Chileans with money left in their UI accounts at retirement will roll the money into their individual social security accounts. This greatly changes job search incentives. Workers who find jobs more rapidly will build up a larger retirement nest egg. With the UI account appearing on the same statement as the social security account, workers will clearly see the connection between rapid reemployment and retirement funds.

A major problem with the UI system in the United States and other developed countries is that it gives workers an incentive to remain unemployed. Numerous academic studies have found that the system leads people to take longer to find new jobs. The more generous the benefits, the longer the unemployed take to find new work, on average. The Chilean approach solves this problem.

There is concern in Chile that the additional payroll tax will raise businesses' costs. However, based on the results of econometric studies conducted in the United States and Canada, it is likely that Chilean workers will bear 80 percent to 100 percent of the tax burden in the form of lower wages.

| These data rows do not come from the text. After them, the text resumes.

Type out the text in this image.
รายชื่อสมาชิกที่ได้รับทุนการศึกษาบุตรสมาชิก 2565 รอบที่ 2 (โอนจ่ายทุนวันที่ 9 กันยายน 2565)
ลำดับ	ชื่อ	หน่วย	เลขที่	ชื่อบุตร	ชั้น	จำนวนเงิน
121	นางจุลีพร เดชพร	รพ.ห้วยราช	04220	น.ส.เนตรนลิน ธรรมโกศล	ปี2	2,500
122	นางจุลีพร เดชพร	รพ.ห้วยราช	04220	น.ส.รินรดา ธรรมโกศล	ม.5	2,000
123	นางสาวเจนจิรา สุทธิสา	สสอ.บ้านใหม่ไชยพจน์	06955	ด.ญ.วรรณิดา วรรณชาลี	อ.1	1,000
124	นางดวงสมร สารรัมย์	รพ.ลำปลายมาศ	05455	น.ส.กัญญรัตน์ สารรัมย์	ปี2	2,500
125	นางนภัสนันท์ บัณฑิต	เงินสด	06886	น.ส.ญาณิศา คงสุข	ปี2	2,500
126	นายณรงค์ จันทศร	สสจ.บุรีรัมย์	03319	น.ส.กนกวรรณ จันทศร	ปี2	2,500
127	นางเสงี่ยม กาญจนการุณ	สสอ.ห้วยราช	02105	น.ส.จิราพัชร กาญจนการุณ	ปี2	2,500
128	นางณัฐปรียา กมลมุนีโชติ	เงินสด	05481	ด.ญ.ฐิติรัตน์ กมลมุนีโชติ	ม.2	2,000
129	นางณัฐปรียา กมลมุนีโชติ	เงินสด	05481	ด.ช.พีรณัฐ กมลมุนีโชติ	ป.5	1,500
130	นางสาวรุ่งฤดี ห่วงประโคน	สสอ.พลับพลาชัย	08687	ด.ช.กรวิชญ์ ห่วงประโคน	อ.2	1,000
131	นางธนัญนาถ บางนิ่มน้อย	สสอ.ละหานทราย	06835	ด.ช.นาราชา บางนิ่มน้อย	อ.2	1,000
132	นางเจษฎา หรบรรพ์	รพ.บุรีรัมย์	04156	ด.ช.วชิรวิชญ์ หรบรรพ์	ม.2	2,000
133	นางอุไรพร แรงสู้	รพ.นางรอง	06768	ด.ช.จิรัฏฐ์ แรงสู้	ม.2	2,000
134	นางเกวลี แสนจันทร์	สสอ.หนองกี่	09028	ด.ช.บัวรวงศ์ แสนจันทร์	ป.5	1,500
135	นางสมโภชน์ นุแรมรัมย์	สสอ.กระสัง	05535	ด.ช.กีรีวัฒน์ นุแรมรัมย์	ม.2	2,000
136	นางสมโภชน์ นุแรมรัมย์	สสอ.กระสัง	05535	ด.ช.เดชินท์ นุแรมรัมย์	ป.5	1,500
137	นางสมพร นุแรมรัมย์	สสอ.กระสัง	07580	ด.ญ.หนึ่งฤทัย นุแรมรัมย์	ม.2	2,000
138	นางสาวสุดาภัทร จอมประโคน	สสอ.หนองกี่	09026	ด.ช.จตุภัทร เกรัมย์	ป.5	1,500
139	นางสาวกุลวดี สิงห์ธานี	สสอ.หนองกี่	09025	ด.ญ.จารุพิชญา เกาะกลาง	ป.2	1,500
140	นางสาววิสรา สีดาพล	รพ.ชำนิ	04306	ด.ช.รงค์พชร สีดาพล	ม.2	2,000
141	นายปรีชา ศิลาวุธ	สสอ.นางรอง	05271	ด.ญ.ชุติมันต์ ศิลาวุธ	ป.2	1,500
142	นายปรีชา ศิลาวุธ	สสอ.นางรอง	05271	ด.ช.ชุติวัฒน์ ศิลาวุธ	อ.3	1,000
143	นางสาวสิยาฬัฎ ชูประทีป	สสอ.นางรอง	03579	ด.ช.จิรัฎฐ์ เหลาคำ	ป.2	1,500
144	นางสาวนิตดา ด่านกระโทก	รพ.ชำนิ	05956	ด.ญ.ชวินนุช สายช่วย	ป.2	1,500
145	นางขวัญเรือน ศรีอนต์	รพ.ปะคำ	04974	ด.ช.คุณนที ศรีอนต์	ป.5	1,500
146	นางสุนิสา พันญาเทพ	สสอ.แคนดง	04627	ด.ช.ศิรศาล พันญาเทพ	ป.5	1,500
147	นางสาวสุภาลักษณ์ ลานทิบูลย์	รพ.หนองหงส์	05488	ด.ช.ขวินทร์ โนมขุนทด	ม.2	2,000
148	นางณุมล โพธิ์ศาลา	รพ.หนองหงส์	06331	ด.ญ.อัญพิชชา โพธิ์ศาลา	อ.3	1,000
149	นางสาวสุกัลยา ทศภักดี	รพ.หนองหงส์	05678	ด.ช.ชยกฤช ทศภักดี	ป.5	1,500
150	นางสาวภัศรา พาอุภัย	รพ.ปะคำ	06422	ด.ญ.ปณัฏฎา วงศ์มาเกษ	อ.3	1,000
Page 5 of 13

The new system in Chile is actually a compulsory saving plan in which workers finance their own benefits. The U.S. unemployment system is also payroll tax funded, and it is also a compulsory saving plan, but for workers as a group rather than individually. Unlike the U.S. system, Chilean workers will benefit even if they are never unemployed.

Our unemployment safety net has changed little since the 1930s, when most workers were in industrial occupations, most workers were men, and part-time work was not common. It's time we considered alternatives. It's time we mirrored Chile's willingness to weave the social safety net in imaginative new ways.

(William B. Conerly is a consulting economist in Portland, Oregon, whose clients include the American Institute for Full Employment. He is also a senior fellow at the National Center for Policy Analysis).